As energy companies across the country struggle to figure out how to respond to climate change, PGE is spending more money than ever to prevent its equipment from igniting a devastating wildfire, and, if it does, to stop a blaze as quickly as possible.

The potential liabilities for utilities have proven enormous in recent years.

In California, former executives of Pacific Gas & Electric – not to be confused with Portland General Electric – agreed to a $117 million settlement last fall for the utility’s role in 2017-2018 fires, some of which were sparked by downed power lines. PG&E earlier agreed to a $13.5 billion settlement with fire victims, prompting the giant California utility to file for bankruptcy.

And PacifiCorp, Oregon’s second-largest electric utility, may be forced to pay billions of dollars to wildfire victims in a class-action negligence lawsuit after accusations it was partially responsible for the catastrophic 2020 Labor Day wildfires that burned more than a million acres and claimed nine lives.

“Our wildfire-mitigation plan is really to protect people, property and the natural environment,” said Kevin Putnam, PGE’s senior director of utility operations. “As Oregonians, we should all plan and we should all be prepared.”

PGE’s plans, detailed in a 126-page report, map out the densely-forested eastern and western portion of the company’s service area, from the Mount Hood corridor along Highway 26 to the Coast Range foothills and south toward Estacada. While the majority of the territory is in and around Portland, the company also manages utilities in a geographic area home to more than 2.2 million trees.

This year, PGE added two areas to its 10 previously established “High Fire Risk Zones” – the Sandy area and Silver Falls State Park.

The locations of high-risk zones are determined by factors such as how long it would likely take to detect a fire, road accessibility, proximity to fire stations and vegetation density – as well as the potential consequences of a fire caused by PGE equipment.

Nearly $15 million is earmarked specifically for vegetation management – trimming and removing trees that are dead or dying or jutting into overhead power lines.

PGE is also regularly replacing its power lines’ wooden poles with ductile iron poles, particularly in the forested “high risk” areas, where there are 30,000 poles total, representatives said in a Wednesday press conference to demonstrate the company’s wildfire technology. There are approximately 800 iron ductile poles across PGE’s network, a spokesperson said.

Last year, the company piloted the installation of 26 panoramic AI-enhanced cameras, which automatically notify PGE and local public-safety agencies – as well as the Oregon Department of Forestry, the U.S. Forest Service and the Confederated Tribes of Grande Ronde – when they detect heat, smoke or fire. The project proved successful, with the cameras detecting multiple small fires in 2022, according to PGE’s report.

This year, the utility is adding six more cameras to the high-risk zones, each covering about a 10-mile view, typically atop large communication towers several hundred feet tall. As the company collects data from the cameras, images that include private residences or businesses are pixelated for privacy.

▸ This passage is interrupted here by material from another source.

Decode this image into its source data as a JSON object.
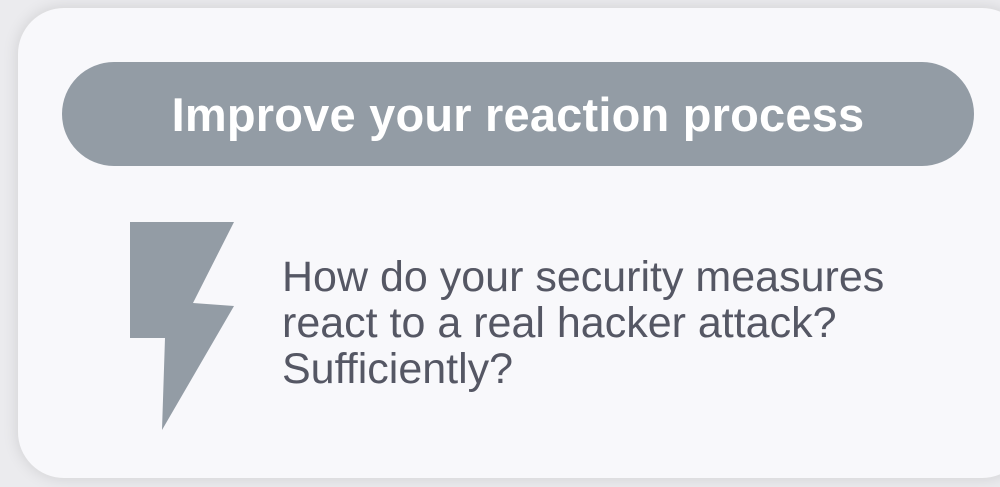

The cameras can dramatically cut down the time it takes firefighters to figure out exactly where a fire is burning.

In addition to installing nearly 1,000 fire-safe fuses to its power network last year, PGE said it is also continuing an “Early Fault Detection” pilot project started in 2021 that placed sensors – gray metal boxes resembling a home’s breaker panel – on utility poles to spot power-surge abnormalities that could cause ignition.

All of these efforts are to mitigate their last resort: public-safety power shutoffs, which is when extreme weather conditions make it impossible to safely run the power grid. Sixty-nine weather stations across the territory also collect data about wind speed, wind direction and relative humidity that could cause a need to shut off power.

In Sept. 2022, PGE had to perform public-safety power shutoffs in all 10 high-risk zones, affecting thousands of customers, when its crews noticed damage to equipment due to downed limbs and trees, which could’ve caused a wildfire.